The latest postponement - the home Test series against Bangladesh - was especially frustrating for Arthur and the Sri Lanka team, largely because the players had been training for months and were described as "cherry-ripe" for action, by Arthur.
That tour did not go ahead because Bangladesh would not agree to the extremely strict quarantine protocols players and officials were asked to undergo by the Sri Lankan government. Where foreign players traveling to the UK during the English summer had been allowed to train during their quarantine, visitors to Sri Lanka are required to remain in their rooms for two weeks, prompting concerns about deterioration of fitness levels. That was also cited by Tom Harrison, the ECB's chief executive, as a sticking point before January's tour is ratified.
"We have to do it or boards are going to be put under more and more pressure," said Arthur. "Already we can look at the sight of people losing jobs at the ECB and Cricket Australia and it's really sad.
"I understand the bigger picture and I'm not here to push cricket from the rooftop - people are losing their lives and losing their jobs out there - but from a cricket sense we need to play."
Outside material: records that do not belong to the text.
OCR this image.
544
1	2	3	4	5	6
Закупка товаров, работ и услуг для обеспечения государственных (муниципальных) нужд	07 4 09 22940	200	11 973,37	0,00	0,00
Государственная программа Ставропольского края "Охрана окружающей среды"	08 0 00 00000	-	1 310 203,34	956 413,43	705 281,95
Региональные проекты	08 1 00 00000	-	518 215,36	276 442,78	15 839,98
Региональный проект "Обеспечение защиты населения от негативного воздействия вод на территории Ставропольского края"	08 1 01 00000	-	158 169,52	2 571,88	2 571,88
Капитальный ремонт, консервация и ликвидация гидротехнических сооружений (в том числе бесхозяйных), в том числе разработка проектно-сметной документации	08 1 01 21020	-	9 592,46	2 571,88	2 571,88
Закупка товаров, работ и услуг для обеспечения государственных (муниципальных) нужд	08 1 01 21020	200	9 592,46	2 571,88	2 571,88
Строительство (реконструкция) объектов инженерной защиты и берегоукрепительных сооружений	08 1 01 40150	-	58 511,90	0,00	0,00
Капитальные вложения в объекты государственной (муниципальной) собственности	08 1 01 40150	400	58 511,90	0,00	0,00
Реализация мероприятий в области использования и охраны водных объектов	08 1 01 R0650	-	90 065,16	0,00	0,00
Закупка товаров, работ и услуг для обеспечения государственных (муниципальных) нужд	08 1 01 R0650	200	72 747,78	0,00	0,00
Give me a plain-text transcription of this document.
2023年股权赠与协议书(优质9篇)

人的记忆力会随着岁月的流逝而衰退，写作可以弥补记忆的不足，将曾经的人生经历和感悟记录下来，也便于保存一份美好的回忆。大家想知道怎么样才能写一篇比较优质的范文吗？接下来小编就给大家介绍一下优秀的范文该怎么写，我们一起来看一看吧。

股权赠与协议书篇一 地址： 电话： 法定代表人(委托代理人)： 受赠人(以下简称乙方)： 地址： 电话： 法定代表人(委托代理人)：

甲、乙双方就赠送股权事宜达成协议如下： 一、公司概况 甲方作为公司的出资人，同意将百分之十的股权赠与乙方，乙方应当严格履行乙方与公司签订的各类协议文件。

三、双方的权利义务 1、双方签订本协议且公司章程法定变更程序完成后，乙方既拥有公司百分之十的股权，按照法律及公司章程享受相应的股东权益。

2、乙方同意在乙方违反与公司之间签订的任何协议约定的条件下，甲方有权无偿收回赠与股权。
Although Sri Lanka's government has generally drawn praise for its handling of the pandemic, it was felt within the team and coaching staff that health authorities could have allowed a more lenient quarantine for Bangladesh in order to make that tour viable, particularly as high-profile cricket had already begun in England, Australia and the UAE. Health authorities had argued, however, that it is their insistence on these protocols that had protected the Sri Lankan public from the kinds of outbreaks seen overseas.
It seems unlikely that England will tour if there is no relaxing of the quarantine protocols, but SLC is hopeful that the governement will relent in time to confirm that series. The England tour is worth much more to SLC than the Bangladesh one had been. The other complicating factor with Bangladesh - that players in contact with the likely touring squad had tested positive for Covid-19 in the weeks before the team was set to travel - may not be in play for England either.